Pruden’s responsibilities include:

  • determining the composition of each of the bargaining units in each of the province’s regional health authorities and provincewide employers;
  • conducting a secret ballot vote to determine the selection in each regional health authority and provincewide employer of the union that will act as the bargaining agent for each defined bargaining unit; and
  • designating the receiving collective agreement that will form the basis for negotiation within each defined bargaining unit for a revised collective agreement.

The act also instructs the commissioner to take into account the need to enhance operational efficiency, promote the integration of health-care service delivery, and develop consistency in terms and conditions of employment across the five regional health authorities and provincewide employers.

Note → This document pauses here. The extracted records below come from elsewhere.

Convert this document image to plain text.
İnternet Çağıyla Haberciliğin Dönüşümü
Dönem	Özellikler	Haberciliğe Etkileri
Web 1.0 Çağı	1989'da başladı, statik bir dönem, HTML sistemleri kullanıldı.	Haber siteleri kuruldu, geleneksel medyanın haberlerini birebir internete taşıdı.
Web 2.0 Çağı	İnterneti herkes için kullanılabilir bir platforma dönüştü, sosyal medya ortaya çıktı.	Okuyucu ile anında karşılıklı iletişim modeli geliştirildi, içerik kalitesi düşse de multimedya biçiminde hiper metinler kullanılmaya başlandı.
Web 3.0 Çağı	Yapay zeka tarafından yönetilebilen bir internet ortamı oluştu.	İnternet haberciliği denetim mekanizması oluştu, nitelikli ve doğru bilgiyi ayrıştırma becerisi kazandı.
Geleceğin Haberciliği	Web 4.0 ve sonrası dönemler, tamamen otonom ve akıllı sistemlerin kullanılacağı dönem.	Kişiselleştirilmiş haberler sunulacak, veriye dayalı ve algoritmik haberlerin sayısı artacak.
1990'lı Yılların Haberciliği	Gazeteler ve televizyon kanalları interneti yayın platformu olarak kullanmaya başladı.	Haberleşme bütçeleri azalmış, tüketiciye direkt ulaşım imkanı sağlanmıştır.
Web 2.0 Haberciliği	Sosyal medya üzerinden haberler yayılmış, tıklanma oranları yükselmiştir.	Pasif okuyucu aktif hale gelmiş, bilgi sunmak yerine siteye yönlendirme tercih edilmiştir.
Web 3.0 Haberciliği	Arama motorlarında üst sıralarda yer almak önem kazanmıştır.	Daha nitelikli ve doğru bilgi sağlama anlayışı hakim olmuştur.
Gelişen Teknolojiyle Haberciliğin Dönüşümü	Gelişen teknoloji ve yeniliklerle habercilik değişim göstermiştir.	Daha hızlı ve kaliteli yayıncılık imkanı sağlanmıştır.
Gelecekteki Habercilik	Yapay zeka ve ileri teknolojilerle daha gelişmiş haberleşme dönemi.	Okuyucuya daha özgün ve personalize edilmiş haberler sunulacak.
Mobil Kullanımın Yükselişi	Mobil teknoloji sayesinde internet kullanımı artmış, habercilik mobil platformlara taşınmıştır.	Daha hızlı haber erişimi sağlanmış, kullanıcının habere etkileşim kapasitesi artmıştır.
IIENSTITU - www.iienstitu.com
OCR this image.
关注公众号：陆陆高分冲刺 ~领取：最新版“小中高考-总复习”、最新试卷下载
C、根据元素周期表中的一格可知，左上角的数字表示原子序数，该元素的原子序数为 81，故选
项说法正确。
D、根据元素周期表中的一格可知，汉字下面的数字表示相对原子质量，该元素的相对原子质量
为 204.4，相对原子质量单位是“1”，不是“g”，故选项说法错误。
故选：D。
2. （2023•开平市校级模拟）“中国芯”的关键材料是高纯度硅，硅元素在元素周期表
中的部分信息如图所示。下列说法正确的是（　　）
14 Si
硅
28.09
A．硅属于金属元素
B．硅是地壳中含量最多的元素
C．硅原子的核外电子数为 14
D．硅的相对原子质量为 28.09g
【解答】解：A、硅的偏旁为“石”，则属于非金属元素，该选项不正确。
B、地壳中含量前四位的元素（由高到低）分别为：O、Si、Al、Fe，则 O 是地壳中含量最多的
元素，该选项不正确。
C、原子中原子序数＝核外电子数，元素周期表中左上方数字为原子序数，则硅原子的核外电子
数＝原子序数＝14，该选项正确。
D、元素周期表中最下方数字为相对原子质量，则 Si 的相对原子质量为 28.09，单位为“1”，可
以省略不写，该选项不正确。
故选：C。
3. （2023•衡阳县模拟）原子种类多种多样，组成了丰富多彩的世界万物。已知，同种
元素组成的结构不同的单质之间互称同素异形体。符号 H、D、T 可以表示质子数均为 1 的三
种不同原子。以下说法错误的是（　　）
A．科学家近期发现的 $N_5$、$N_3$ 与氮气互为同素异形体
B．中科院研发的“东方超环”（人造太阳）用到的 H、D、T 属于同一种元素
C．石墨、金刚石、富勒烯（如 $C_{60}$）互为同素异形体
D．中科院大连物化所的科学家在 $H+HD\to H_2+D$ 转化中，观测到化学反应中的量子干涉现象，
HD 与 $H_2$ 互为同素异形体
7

“Respecting the rights of employees and organized labour while simplifying the collective bargaining process presents a great opportunity to help improve Manitoba’s health-care system,” said Pruden.  “I look forward to the challenge.”

Union officials were notified of the act’s proclamation during a meeting with provincial officials earlier today, Goertzen confirmed.  

The Health Sector Bargaining Unit Review Act’s proclamation and appointment of a commissioner to lead the process are foundational steps in the ongoing transformation of Manitoba’s health system, which is designed to improve health-care delivery for Manitobans while ensuring the long-term sustainability of the system.